I’d heard enough glowing reviews—not to mention the Locus Award win and Nebula and Hugo nominations—to have pretty high expectations for Ninefox Gambit, and it certainly lived up to them. Yoon Ha Lee’s debut space fantasy delivers some fascinating psychological warfare on both a grand and a personal scale, interspersed with moments of levity to break the tension and round out the characters.
In the short few years since its publication, Ninefox Gambit has already developed a bit of a reputation for starting in the middle of things, and it’s well-deserved. Lee drops us in the middle of a war, with Captain Kel Cheris using a complicated system of mathematical magic (disguised as technology) to put down a heretical rebellion. And those heretics? They threaten the magic-tech, which relies not just upon intricate geometries, but also on the psychological states of the people around it. If they do not follow the Empire’s calendar, the magic-tech ceases to function. So calendrical heresy becomes very, very important.

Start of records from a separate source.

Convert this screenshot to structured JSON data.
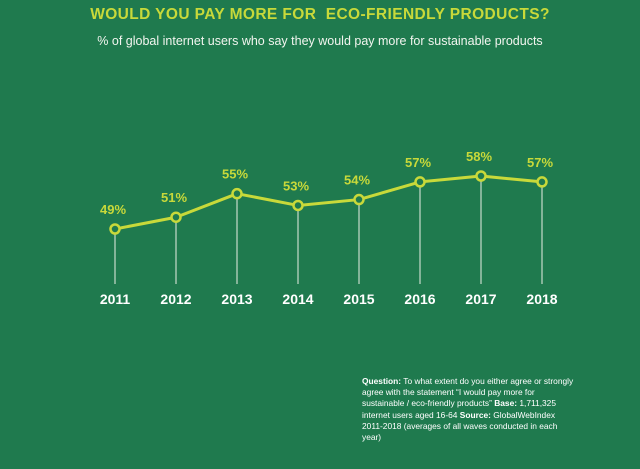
{
  "header": {
    "title": "WOULD YOU PAY MORE FOR  ECO-FRIENDLY PRODUCTS?",
    "subtitle": "% of global internet users who say they would pay more for sustainable products"
  },
  "chart_data": {
    "type": "line",
    "title": "WOULD YOU PAY MORE FOR  ECO-FRIENDLY PRODUCTS?",
    "subtitle": "% of global internet users who say they would pay more for sustainable products",
    "categories": [
      "2011",
      "2012",
      "2013",
      "2014",
      "2015",
      "2016",
      "2017",
      "2018"
    ],
    "values": [
      49,
      51,
      55,
      53,
      54,
      57,
      58,
      57
    ],
    "value_labels": [
      "49%",
      "51%",
      "55%",
      "53%",
      "54%",
      "57%",
      "58%",
      "57%"
    ],
    "xlabel": "",
    "ylabel": "",
    "grid": false,
    "line_color": "#c8d93a",
    "drop_line_color": "#e8efe4",
    "label_color": "#c8d93a",
    "tick_label_color": "#ffffff"
  },
  "footnote": {
    "question_label": "Question:",
    "question_text": " To what extent do you either agree or strongly agree with the statement “I would pay more for sustainable / eco-friendly products” ",
    "base_label": "Base:",
    "base_text": " 1,711,325 internet users aged 16-64 ",
    "source_label": "Source:",
    "source_text": " GlobalWebIndex 2011-2018 (averages of all waves conducted in each year)"
  },
  "colors": {
    "background": "#1f7a4e",
    "accent": "#c8d93a"
  }
}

This brings us to the main thrust of the story, where another group of heretics has taken a nearly impregnable fortress. To fight them, Cheris is imbued with the consciousness of Shuos Jedao, a legendary general who has never lost a battle. He also had his body destroyed centuries earlier after massacring his own forces in addition to the enemy. So Cheris gets to fight a war with a genius and a psychopath in her head.
The book stands and falls on Jedao’s character, both his tactical acumen and his relationship with Cheris. And the calendrical magic-tech really lets him shine. Its dependence on the people’s beliefs sets the stage for psychological warfare, and the dearth of detailed explanation allows him to act in ways that the reader couldn’t see coming. But, while the calendrical system enables Jedao to steal the show, it also can serve to distract from the story. The relationship between Jedao and Cheris is excellent, and even with all the war going on, it’s this partnership between the straight-laced soldier and the mad genius that makes the book great. But there’s so much technobabble about the mathematics underlying the magic-tech that it can be a distraction. In order to get the most out of the story, I recommend not trying to understand the details. But figuring out which details are important and which should be ignored is a non-trivial undertaking, and it puts too much responsibility on the reader—the technobabble is an unnecessary impediment to enjoyment of the novel.
And it’s still a really good novel. The character interactions are great, the emotional moments hit hard, and there are even some moments of humor in the brief glimpses into the perspective of the heretics and their calendrical mockery. And while the main plot does conclude, there is an excellent setup for what I assume will be the overarching plot of the trilogy as a whole. But even as a really good novel, a little less obfuscation could’ve taken it to another level.
Recommended if you like: odd partnerships, psychological depth, mad geniuses, imperial scheming, space fantasy.
Overall rating: 15 of Tar Vol’s 20. Four stars on Goodreads.